Reactions from industry groups to the SOFTWARE Act, which seeks to "provide regulatory clarity regarding mobile medical applications, clinical decision support, electronic health records and other healthcare related software" have been quick, but not all positive.
In a statement, the Software & Information Industry Association (SIIA), a Washington-based group representing the software and digital content industries, voiced its support for the SOFTWARE Act, calling it an effective regulatory framework for medical software that will promote safety while advancing innovation.
"The SOFTWARE Act takes necessary steps to establish regulatory framework for medical software without compromising safety," said SIIA president Ken Wash in a written statement. "Specifically, the SOFTWARE Act would create a bright line that delineates when the Food and Drug Administration should regulate medical software, and when it should not, calling for FDA regulation of software only when it has the ability to change the end user's current state of physiology with limited or no opportunity for informed human intervention."
However, Bradley Merrill Thompson (pictured right), general counsel for the mHealth Regulatory Coalition (MRC), expressed concerns with some of the bill's concepts and the language used.
"There is an inherent challenge in trying to segment out software into distinct categories when in fact the development of software is going precisely the opposite direction, toward greater convergence," Thompson told FierceMobileHealthcare. "A larger conceptual concern is that the legislation is really only half done. The legislation seeks a way to separate out various types of software based on functionality, explains how one of the three categories would be regulated, but then ends abruptly without finishing the story. The legislation doesn't explain how clinical and health software would be regulated."

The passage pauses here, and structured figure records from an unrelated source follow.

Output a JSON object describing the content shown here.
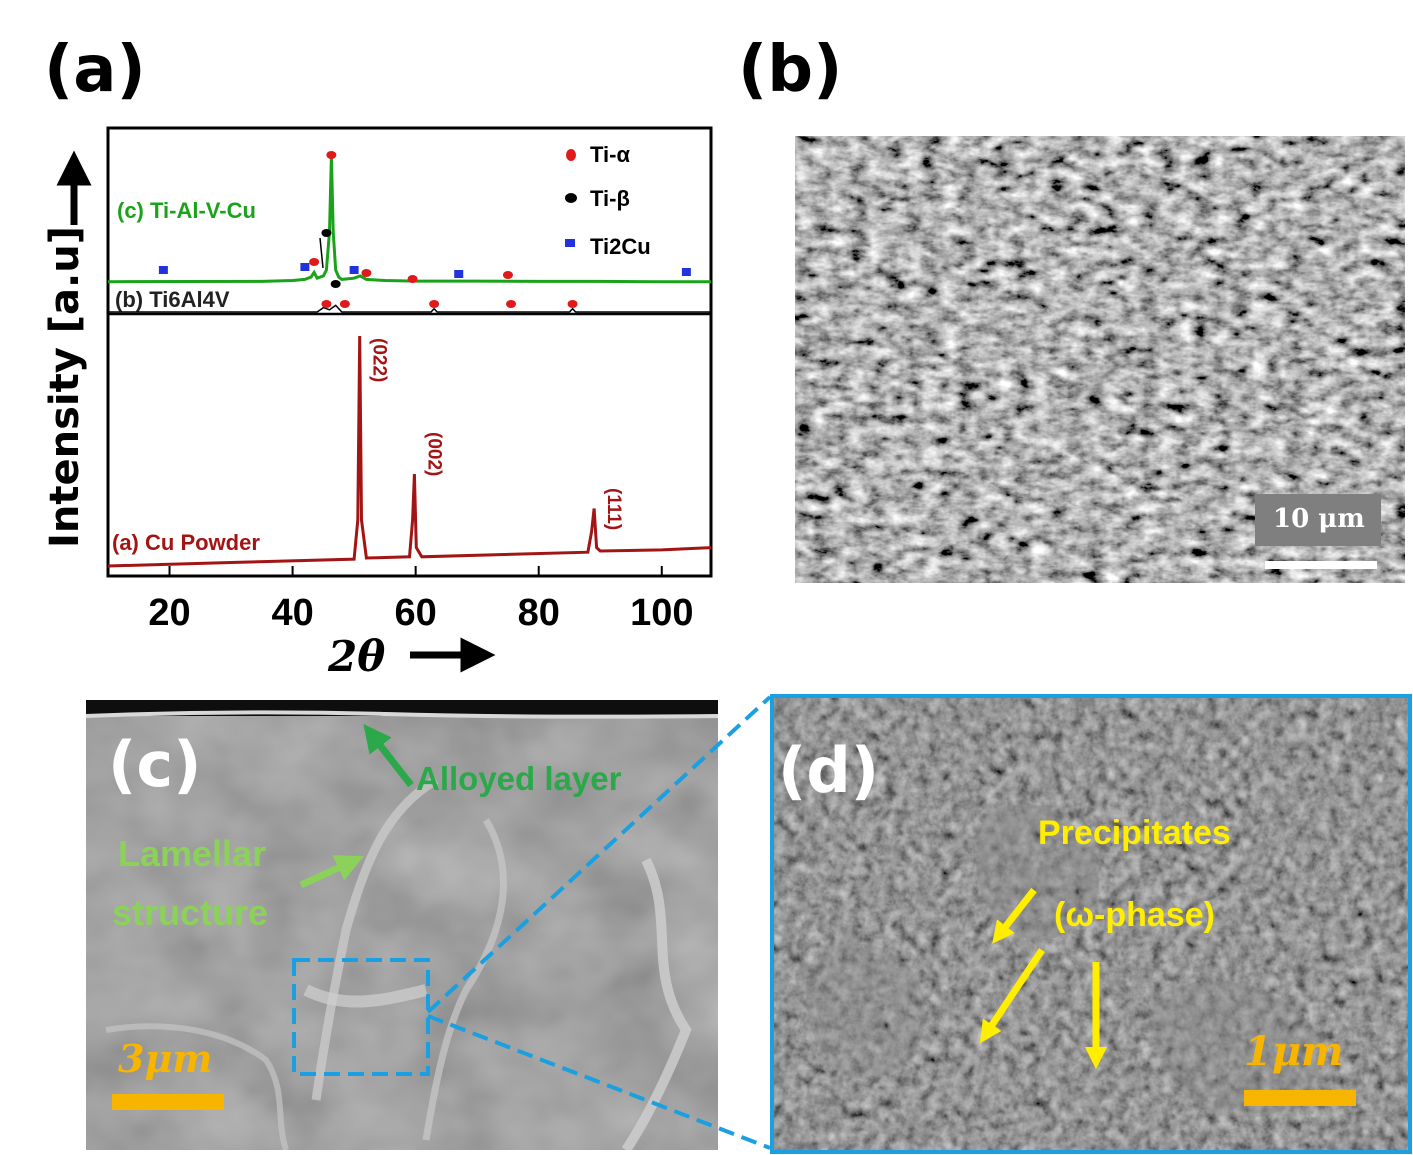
{
  "panels": {
    "a": "(a)",
    "b": "(b)",
    "c": "(c)",
    "d": "(d)"
  },
  "chart_data": {
    "type": "line",
    "xlabel": "2θ",
    "ylabel": "Intensity [a.u]",
    "xlim": [
      10,
      108
    ],
    "xticks": [
      20,
      40,
      60,
      80,
      100
    ],
    "series": [
      {
        "name": "(c) Ti-Al-V-Cu",
        "color": "#1aa31a",
        "x": [
          10,
          35,
          40,
          42,
          43,
          43.5,
          44,
          45,
          45.5,
          46,
          46.3,
          46.6,
          47,
          47.5,
          48,
          50,
          51,
          52,
          55,
          60,
          70,
          80,
          90,
          100,
          108
        ],
        "y": [
          2,
          2.2,
          3,
          4,
          6,
          10,
          5,
          7,
          12,
          45,
          110,
          45,
          12,
          6,
          4,
          5,
          7,
          4,
          3,
          2.5,
          2.5,
          2.2,
          2.2,
          2,
          2
        ]
      },
      {
        "name": "(b) Ti6Al4V",
        "color": "#000000",
        "x": [
          10,
          40,
          44,
          45,
          46,
          47,
          48,
          55,
          62.5,
          63,
          63.5,
          75,
          85,
          85.5,
          86,
          108
        ],
        "y": [
          0,
          0,
          0,
          2,
          1,
          3,
          0,
          0,
          0,
          1.5,
          0,
          0,
          0,
          1.5,
          0,
          0
        ]
      },
      {
        "name": "(a) Cu Powder",
        "color": "#a31515",
        "x": [
          10,
          30,
          50,
          50.6,
          50.9,
          51.2,
          52,
          59,
          59.5,
          59.8,
          60.1,
          61,
          88,
          88.6,
          89,
          89.4,
          90,
          100,
          108
        ],
        "y": [
          0,
          1.5,
          3,
          20,
          100,
          20,
          3.5,
          4,
          20,
          40,
          8,
          4,
          6,
          15,
          25,
          8,
          6.5,
          7,
          8
        ]
      }
    ],
    "peak_labels": [
      {
        "text": "(022)",
        "x": 50.9
      },
      {
        "text": "(002)",
        "x": 59.8
      },
      {
        "text": "(111)",
        "x": 89.0
      }
    ],
    "legend": [
      {
        "label": "Ti-α",
        "marker": "red-ellipse",
        "color": "#e0191b"
      },
      {
        "label": "Ti-β",
        "marker": "black-ellipse",
        "color": "#000000"
      },
      {
        "label": "Ti2Cu",
        "marker": "blue-square",
        "color": "#2233dd"
      }
    ],
    "markers_c": {
      "ti_alpha": [
        43.5,
        46.3,
        52,
        59.5,
        75
      ],
      "ti_beta": [
        45.5
      ],
      "ti2cu": [
        19,
        42,
        50,
        67,
        104
      ]
    },
    "markers_b": {
      "ti_alpha": [
        45.5,
        48.5,
        63,
        75.5,
        85.5
      ],
      "ti_beta": [
        47
      ]
    }
  },
  "sem_b": {
    "scale_bar": "10 μm"
  },
  "sem_c": {
    "scale_bar": "3μm",
    "annotations": [
      "Alloyed layer",
      "Lamellar",
      "structure"
    ]
  },
  "sem_d": {
    "scale_bar": "1μm",
    "annotations": [
      "Precipitates",
      "(ω-phase)"
    ]
  },
  "colors": {
    "frame_blue": "#1a9fe0",
    "scale_orange": "#f7b500",
    "annot_yellow": "#ffee00",
    "annot_green": "#2aa84a",
    "annot_light_green": "#8cd15a"
  }
}
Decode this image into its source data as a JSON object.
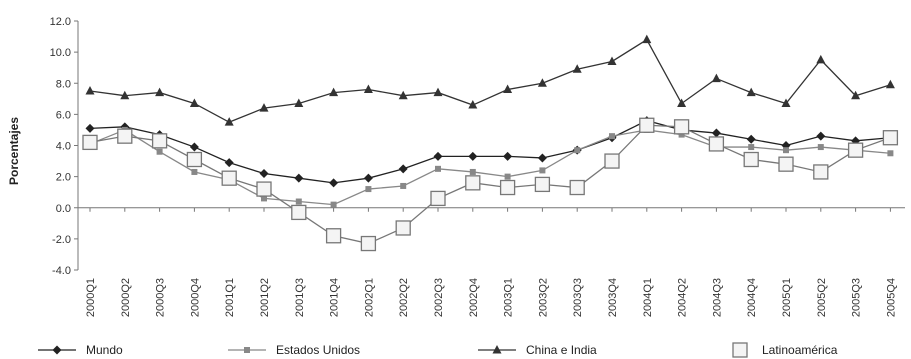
{
  "chart_data": {
    "type": "line",
    "ylabel": "Porcentajes",
    "ylim": [
      -4.0,
      12.0
    ],
    "yticks": [
      "12.0",
      "10.0",
      "8.0",
      "6.0",
      "4.0",
      "2.0",
      "0.0",
      "-2.0",
      "-4.0"
    ],
    "ytick_values": [
      12,
      10,
      8,
      6,
      4,
      2,
      0,
      -2,
      -4
    ],
    "categories": [
      "2000Q1",
      "2000Q2",
      "2000Q3",
      "2000Q4",
      "2001Q1",
      "2001Q2",
      "2001Q3",
      "2001Q4",
      "2002Q1",
      "2002Q2",
      "2002Q3",
      "2002Q4",
      "2003Q1",
      "2003Q2",
      "2003Q3",
      "2003Q4",
      "2004Q1",
      "2004Q2",
      "2004Q3",
      "2004Q4",
      "2005Q1",
      "2005Q2",
      "2005Q3",
      "2005Q4"
    ],
    "grid": false,
    "legend_position": "bottom",
    "series": [
      {
        "name": "Mundo",
        "marker": "diamond",
        "color": "#222222",
        "values": [
          5.1,
          5.2,
          4.7,
          3.9,
          2.9,
          2.2,
          1.9,
          1.6,
          1.9,
          2.5,
          3.3,
          3.3,
          3.3,
          3.2,
          3.7,
          4.5,
          5.6,
          5.0,
          4.8,
          4.4,
          4.0,
          4.6,
          4.3,
          4.5
        ]
      },
      {
        "name": "Estados Unidos",
        "marker": "square-small",
        "color": "#888888",
        "values": [
          4.1,
          5.0,
          3.6,
          2.3,
          1.8,
          0.6,
          0.4,
          0.2,
          1.2,
          1.4,
          2.5,
          2.3,
          2.0,
          2.4,
          3.7,
          4.6,
          5.0,
          4.7,
          3.9,
          3.9,
          3.7,
          3.9,
          3.7,
          3.5
        ]
      },
      {
        "name": "China e India",
        "marker": "triangle",
        "color": "#333333",
        "values": [
          7.5,
          7.2,
          7.4,
          6.7,
          5.5,
          6.4,
          6.7,
          7.4,
          7.6,
          7.2,
          7.4,
          6.6,
          7.6,
          8.0,
          8.9,
          9.4,
          10.8,
          6.7,
          8.3,
          7.4,
          6.7,
          9.5,
          7.2,
          7.9
        ]
      },
      {
        "name": "Latinoamérica",
        "marker": "open-square",
        "color": "#777777",
        "values": [
          4.2,
          4.6,
          4.3,
          3.1,
          1.9,
          1.2,
          -0.3,
          -1.8,
          -2.3,
          -1.3,
          0.6,
          1.6,
          1.3,
          1.5,
          1.3,
          3.0,
          5.3,
          5.2,
          4.1,
          3.1,
          2.8,
          2.3,
          3.7,
          4.5
        ]
      }
    ]
  }
}
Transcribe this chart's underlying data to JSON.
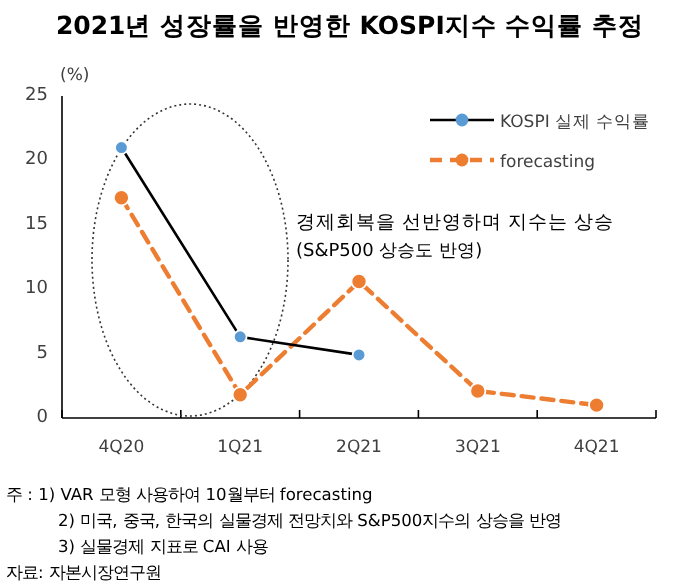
{
  "chart_data": {
    "type": "line",
    "title": "2021년 성장률을 반영한 KOSPI지수 수익률 추정",
    "ylabel": "(%)",
    "categories": [
      "4Q20",
      "1Q21",
      "2Q21",
      "3Q21",
      "4Q21"
    ],
    "series": [
      {
        "name": "KOSPI 실제 수익률",
        "color": "#000000",
        "line_style": "solid",
        "marker": "none",
        "values": [
          21.0,
          6.3,
          4.9,
          null,
          null
        ]
      },
      {
        "type": "scatter",
        "color": "#5b9bd5",
        "marker": "circle",
        "values": [
          21.0,
          6.3,
          4.9,
          null,
          null
        ]
      },
      {
        "name": "forecasting",
        "color": "#ed7d31",
        "line_style": "dashed",
        "marker": "circle",
        "values": [
          17.1,
          1.8,
          10.6,
          2.1,
          1.0
        ]
      }
    ],
    "ylim": [
      0,
      25
    ],
    "yticks": [
      0,
      5,
      10,
      15,
      20,
      25
    ],
    "legend": "top right",
    "grid": false,
    "annotations": [
      "경제회복을 선반영하며 지수는 상승",
      "(S&P500 상승도 반영)",
      "주   : 1) VAR 모형 사용하여 10월부터 forecasting",
      "2) 미국, 중국, 한국의 실물경제 전망치와 S&P500지수의 상승을 반영",
      "3) 실물경제 지표로 CAI 사용",
      "자료: 자본시장연구원"
    ]
  }
}
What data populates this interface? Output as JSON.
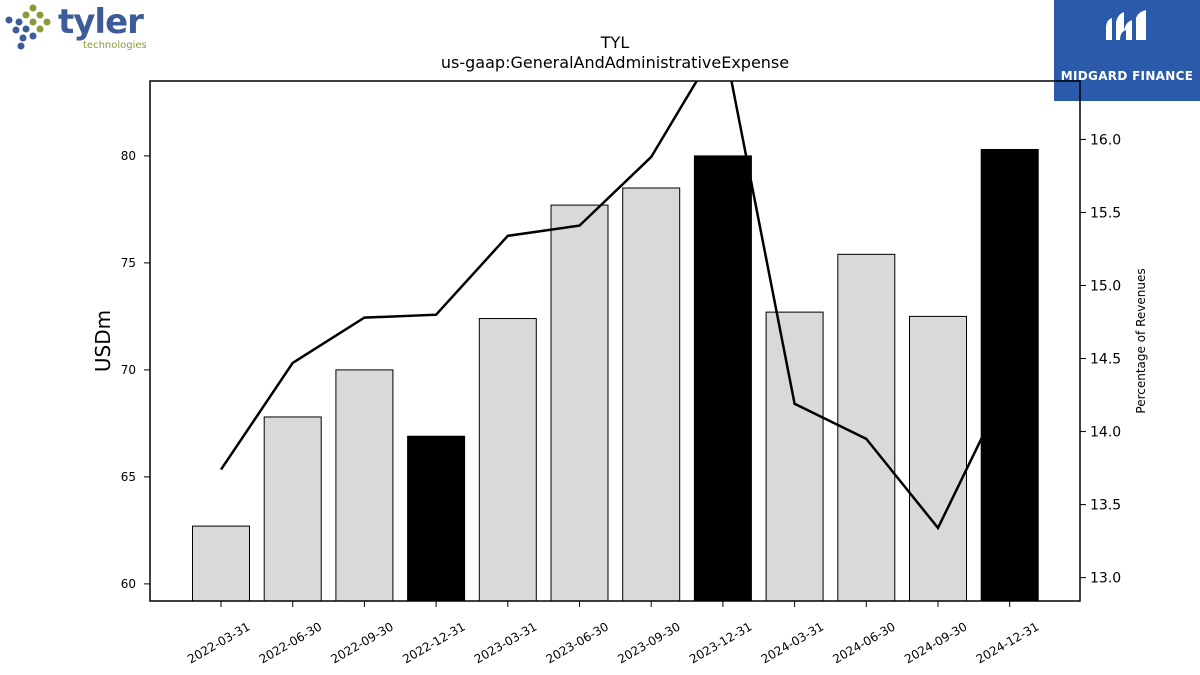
{
  "header": {
    "title": "TYL",
    "subtitle": "us-gaap:GeneralAndAdministrativeExpense"
  },
  "logos": {
    "left": {
      "word": "tyler",
      "sub": "technologies",
      "icon": "tyler-dots-icon",
      "colors": {
        "blue": "#3d5a99",
        "green": "#8a9a3a"
      }
    },
    "right": {
      "name": "MIDGARD FINANCE",
      "icon": "midgard-logo-icon",
      "background": "#2b5aab"
    }
  },
  "chart_data": {
    "type": "bar",
    "title": "TYL",
    "subtitle": "us-gaap:GeneralAndAdministrativeExpense",
    "categories": [
      "2022-03-31",
      "2022-06-30",
      "2022-09-30",
      "2022-12-31",
      "2023-03-31",
      "2023-06-30",
      "2023-09-30",
      "2023-12-31",
      "2024-03-31",
      "2024-06-30",
      "2024-09-30",
      "2024-12-31"
    ],
    "series": [
      {
        "axis": "left",
        "type": "bar",
        "values": [
          62.7,
          67.8,
          70.0,
          66.9,
          72.4,
          77.7,
          78.5,
          80.0,
          72.7,
          75.4,
          72.5,
          80.3
        ],
        "colors": [
          "#d9d9d9",
          "#d9d9d9",
          "#d9d9d9",
          "#000000",
          "#d9d9d9",
          "#d9d9d9",
          "#d9d9d9",
          "#000000",
          "#d9d9d9",
          "#d9d9d9",
          "#d9d9d9",
          "#000000"
        ]
      },
      {
        "axis": "right",
        "type": "line",
        "values": [
          13.74,
          14.47,
          14.78,
          14.8,
          15.34,
          15.41,
          15.88,
          16.7,
          14.19,
          13.95,
          13.34,
          14.35
        ],
        "color": "#000000"
      }
    ],
    "ylabel": "USDm",
    "ylim": [
      59.2,
      83.5
    ],
    "yticks": [
      60,
      65,
      70,
      75,
      80
    ],
    "y2label": "Percentage of Revenues",
    "y2lim": [
      12.84,
      16.4
    ],
    "y2ticks": [
      "13.0",
      "13.5",
      "14.0",
      "14.5",
      "15.0",
      "15.5",
      "16.0"
    ],
    "y2tick_values": [
      13.0,
      13.5,
      14.0,
      14.5,
      15.0,
      15.5,
      16.0
    ],
    "grid": false
  }
}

The SOFTWARE Act defines three classification levels of software--clinical software, health software and medical software--in which both clinical and health software would not be subject to regulation under this proposed legislation. Last month, the FDA issued its own final guidance on mobile medical apps. The SOFTWARE Act would amend Section 201 of the Federal Food, Drug, and Cosmetic Act to regulate medical software and to provide guidance to the FDA about mobile medical app regulations.
"One of my biggest concerns is that I know many of the private stakeholder proponents of this legislation want to take regulatory responsibility for these categories of software away from FDA," Thompson said. "They express great frustration with the agency, and think that Congress should come up with a new regulatory scheme and the new regulator. I do not share that view. I think the act of separating the software is fraught with challenges that will leave any legislative articulation subject to much interpretation."
"...We face the very real potential of having to deal with two different agencies trying to regulate the gray area in between," he said. "Personally, as I said, I think we need to view software collectively as a system and figure out a more unified approach, as opposed to trying to create distinctions and separations that lead to regulatory overlap and conflict."